Nymex is where futures traders, working in noisy auction pits, set prices for oil, natural gas, electricity and other commodities, including precious metals.

In contrast to slow trading on the stock and bond markets, Nymex was extremely busy during an abbreviated session Friday as traders frantically swapped crude-oil and heating-oil contracts.

Concern that the massive power outage could keep refineries closed for a lengthy period drove frantic morning trading, said Brendan Touhey, an independent trader, or "a local," in Nymex parlance.

Touhey and other weary traders and exchange employees were interviewed after the close of trading as they relaxed on a bench outside Nymex's spectacular waterfront headquarters on the southern end of Manhattan.

The style on the Nymex floor is hands-on and face-to-face, as market players scream out their deals, write the particulars on cardboard chits and fling them into a pit where a "clocker" punches them with a time stamp.

Then a "runner" gathers the chits and drops them into a chute to a downstairs room where data-entry clerks feed the information into computers by hand.

Dean Mavronicolas, a clerk and sometime electricity trader, said the lack of train and subway service kept so many people from getting to work that many Nymex officials, including exchange President J. Robert Collins, stepped into unaccustomed roles to keep the business flowing.

For Collins, data entry wasn't such a stretch, since he had begun his long Nymex career as a clerk, Nymex spokeswoman Nachamah Jacobovits said Friday.
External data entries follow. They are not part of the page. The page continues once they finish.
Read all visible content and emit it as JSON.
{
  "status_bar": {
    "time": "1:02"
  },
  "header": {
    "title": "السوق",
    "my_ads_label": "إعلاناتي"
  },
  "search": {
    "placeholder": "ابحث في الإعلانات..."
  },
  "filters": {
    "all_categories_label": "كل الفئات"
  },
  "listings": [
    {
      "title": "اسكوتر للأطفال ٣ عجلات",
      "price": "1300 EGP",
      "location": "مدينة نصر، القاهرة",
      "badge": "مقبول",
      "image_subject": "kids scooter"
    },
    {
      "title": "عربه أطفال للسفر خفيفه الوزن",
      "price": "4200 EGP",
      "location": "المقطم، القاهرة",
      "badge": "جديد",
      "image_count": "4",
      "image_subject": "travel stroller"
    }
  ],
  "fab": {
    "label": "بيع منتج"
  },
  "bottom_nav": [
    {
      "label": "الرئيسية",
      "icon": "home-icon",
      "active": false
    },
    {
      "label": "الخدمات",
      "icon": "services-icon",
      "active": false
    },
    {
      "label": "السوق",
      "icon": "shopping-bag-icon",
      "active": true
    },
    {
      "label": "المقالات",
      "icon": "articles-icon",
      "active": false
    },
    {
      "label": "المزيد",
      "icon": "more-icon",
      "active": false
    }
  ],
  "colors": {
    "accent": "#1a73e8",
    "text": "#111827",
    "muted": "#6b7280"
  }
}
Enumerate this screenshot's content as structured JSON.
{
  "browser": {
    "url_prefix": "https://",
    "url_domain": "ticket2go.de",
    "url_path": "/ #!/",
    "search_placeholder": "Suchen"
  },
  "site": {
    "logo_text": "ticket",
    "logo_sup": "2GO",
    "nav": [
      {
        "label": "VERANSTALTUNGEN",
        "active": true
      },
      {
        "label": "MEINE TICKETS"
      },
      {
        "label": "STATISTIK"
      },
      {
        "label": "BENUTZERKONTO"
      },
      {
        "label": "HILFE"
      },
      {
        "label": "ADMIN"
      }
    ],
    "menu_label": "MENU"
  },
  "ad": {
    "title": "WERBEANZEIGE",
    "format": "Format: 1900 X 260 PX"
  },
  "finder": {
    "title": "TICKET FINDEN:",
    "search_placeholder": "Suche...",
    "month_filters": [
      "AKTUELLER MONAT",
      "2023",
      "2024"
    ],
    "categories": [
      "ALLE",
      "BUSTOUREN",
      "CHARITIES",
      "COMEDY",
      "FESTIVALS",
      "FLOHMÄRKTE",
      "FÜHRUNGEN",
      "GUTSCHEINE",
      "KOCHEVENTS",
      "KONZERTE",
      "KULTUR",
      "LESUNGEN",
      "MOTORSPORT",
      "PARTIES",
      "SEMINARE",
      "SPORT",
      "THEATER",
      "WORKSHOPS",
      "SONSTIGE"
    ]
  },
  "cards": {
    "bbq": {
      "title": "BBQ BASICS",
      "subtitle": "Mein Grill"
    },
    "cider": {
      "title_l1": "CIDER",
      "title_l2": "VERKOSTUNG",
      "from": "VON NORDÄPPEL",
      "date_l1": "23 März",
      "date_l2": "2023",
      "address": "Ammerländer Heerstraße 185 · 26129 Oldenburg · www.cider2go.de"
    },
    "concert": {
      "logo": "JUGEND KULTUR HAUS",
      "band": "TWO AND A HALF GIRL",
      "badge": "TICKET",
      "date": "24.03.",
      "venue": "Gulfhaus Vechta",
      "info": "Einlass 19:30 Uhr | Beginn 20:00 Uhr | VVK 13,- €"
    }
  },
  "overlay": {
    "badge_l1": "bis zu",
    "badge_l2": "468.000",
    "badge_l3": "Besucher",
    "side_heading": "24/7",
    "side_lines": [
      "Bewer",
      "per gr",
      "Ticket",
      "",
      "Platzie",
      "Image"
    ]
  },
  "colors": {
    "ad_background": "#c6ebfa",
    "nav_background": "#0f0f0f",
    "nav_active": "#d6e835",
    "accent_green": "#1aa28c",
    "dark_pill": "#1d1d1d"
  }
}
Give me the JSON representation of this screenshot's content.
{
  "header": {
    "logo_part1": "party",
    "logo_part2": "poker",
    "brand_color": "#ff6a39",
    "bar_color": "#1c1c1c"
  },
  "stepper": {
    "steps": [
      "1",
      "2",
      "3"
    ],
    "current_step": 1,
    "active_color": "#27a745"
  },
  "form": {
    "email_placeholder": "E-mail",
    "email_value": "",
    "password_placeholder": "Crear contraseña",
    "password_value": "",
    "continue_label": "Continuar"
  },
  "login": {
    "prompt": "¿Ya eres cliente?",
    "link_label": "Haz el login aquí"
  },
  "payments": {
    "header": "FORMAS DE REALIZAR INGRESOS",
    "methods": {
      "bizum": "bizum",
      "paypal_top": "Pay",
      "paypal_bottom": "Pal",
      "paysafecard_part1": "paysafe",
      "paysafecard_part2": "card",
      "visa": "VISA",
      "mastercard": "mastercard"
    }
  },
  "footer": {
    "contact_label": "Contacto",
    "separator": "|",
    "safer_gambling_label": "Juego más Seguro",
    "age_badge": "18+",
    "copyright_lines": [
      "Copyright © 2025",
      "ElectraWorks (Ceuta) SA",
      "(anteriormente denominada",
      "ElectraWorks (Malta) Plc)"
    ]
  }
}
Nymex also made accommodations for people who couldn't get home Thursday night, setting up cots in various places at the headquarters, Jacobovits said.

Touhey, the trader, said he was deeply worried in the morning because he earlier had placed trades betting that energy prices would fall.

But the blackout caused the prices of some energy futures contracts to rise early on Friday, temporarily strapping traders such as Touhey with losses.

However, prices moderated later in the day as word spread that electricity was returning to many areas.

Crude oil futures finished slightly lower for the day.

Heating oil also was little changed by day's end.

"It was pretty crazy," Touhey said. "I feel like I'm on my third cup of coffee -- and I haven't had any."